The Companies Income Tax (Exemption of Bonds and Short-Term Government Securities) Order, 2011 and the Personal Income Tax (Exemption of Bonds and Short-Term Government Securities) Notice, 2011 exempt the payment of Companies Income Tax (CIT) and Personal Income Tax (PIT) respectively on short term Federal Government Securities (such as Treasury Bills and Promissory Notes), Bonds issued by corporate bodies including supra-nationals, and  interest earned by holders of bonds and short-term securities as listed above.

On the other hand, the Value Added Tax (Exemption of Proceeds of the Disposal of Government and Corporate Securities) Order, 2011 also exempts VAT payment on the proceeds from the disposal of short-term, State, Local Government, and Corporate Bonds.

The Value Added Tax (Exemption of Commissions on Exchange Transactions) Order, 2014 exempts VAT payment on Commissions earned on the traded value of shares, payable to the Securities and Exchange Commission, the Nigerian Stock Exchange, and the Central Securities  Clearing System.

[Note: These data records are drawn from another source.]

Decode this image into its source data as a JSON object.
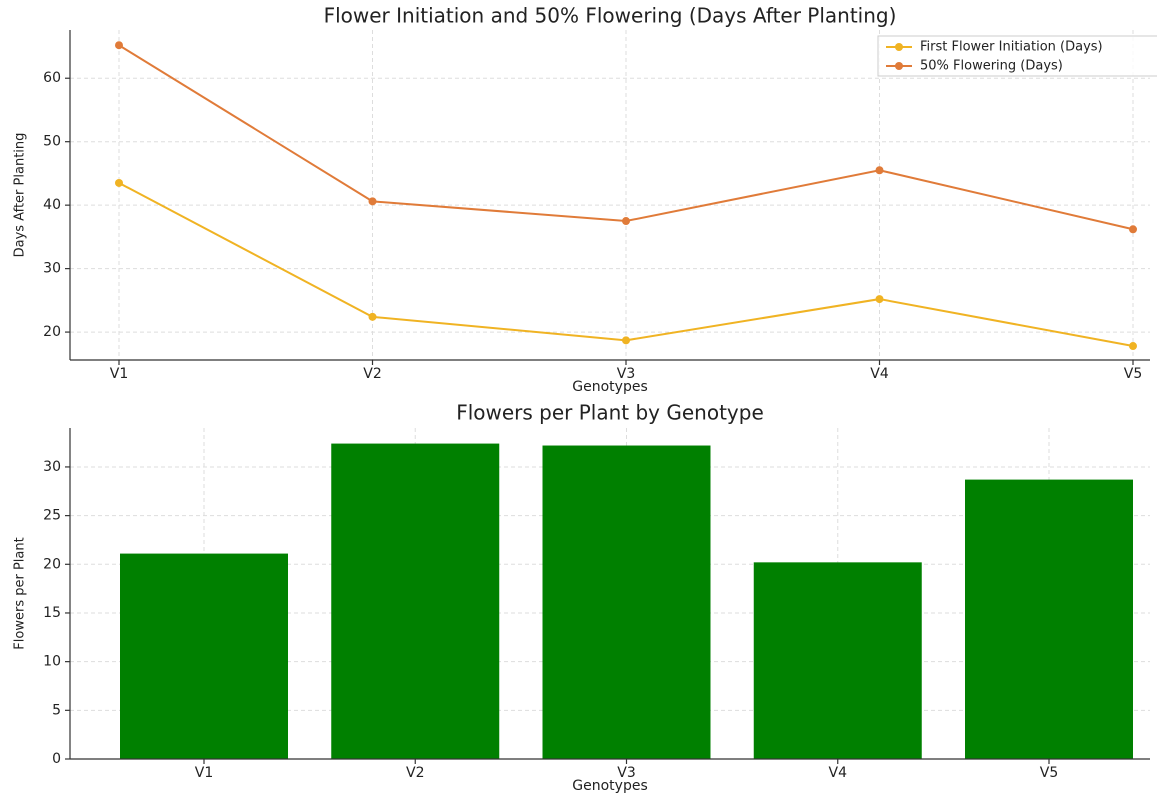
{
  "chart_data": [
    {
      "type": "line",
      "title": "Flower Initiation and 50% Flowering (Days After Planting)",
      "x_label": "Genotypes",
      "y_label": "Days After Planting",
      "categories": [
        "V1",
        "V2",
        "V3",
        "V4",
        "V5"
      ],
      "series": [
        {
          "name": "First Flower Initiation (Days)",
          "color": "#f0b323",
          "values": [
            43.5,
            22.4,
            18.7,
            25.2,
            17.8
          ]
        },
        {
          "name": "50% Flowering (Days)",
          "color": "#e07b39",
          "values": [
            65.2,
            40.6,
            37.5,
            45.5,
            36.2
          ]
        }
      ],
      "ylim": [
        15.6,
        67.6
      ],
      "yticks": [
        20,
        30,
        40,
        50,
        60
      ],
      "grid": true,
      "legend": "upper right"
    },
    {
      "type": "bar",
      "title": "Flowers per Plant by Genotype",
      "x_label": "Genotypes",
      "y_label": "Flowers per Plant",
      "categories": [
        "V1",
        "V2",
        "V3",
        "V4",
        "V5"
      ],
      "values": [
        21.1,
        32.4,
        32.2,
        20.2,
        28.7
      ],
      "color": "#008000",
      "ylim": [
        0,
        34
      ],
      "yticks": [
        0,
        5,
        10,
        15,
        20,
        25,
        30
      ],
      "grid": true
    }
  ]
}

A peculiar feature of all the above exemptions is that they are for limited durations. While the provisions on CIT, PIT, and Value Added Tax (VAT) (Proceeds of the Disposal of Government and Corporate Securities) exemptions are for a duration of 10 years (January 2, 2012 – January 2, 2022), the VAT exemptions on Commissions on Exchange Transactions is for a period of 5 years (July 25, 2014 – July 25, 2019).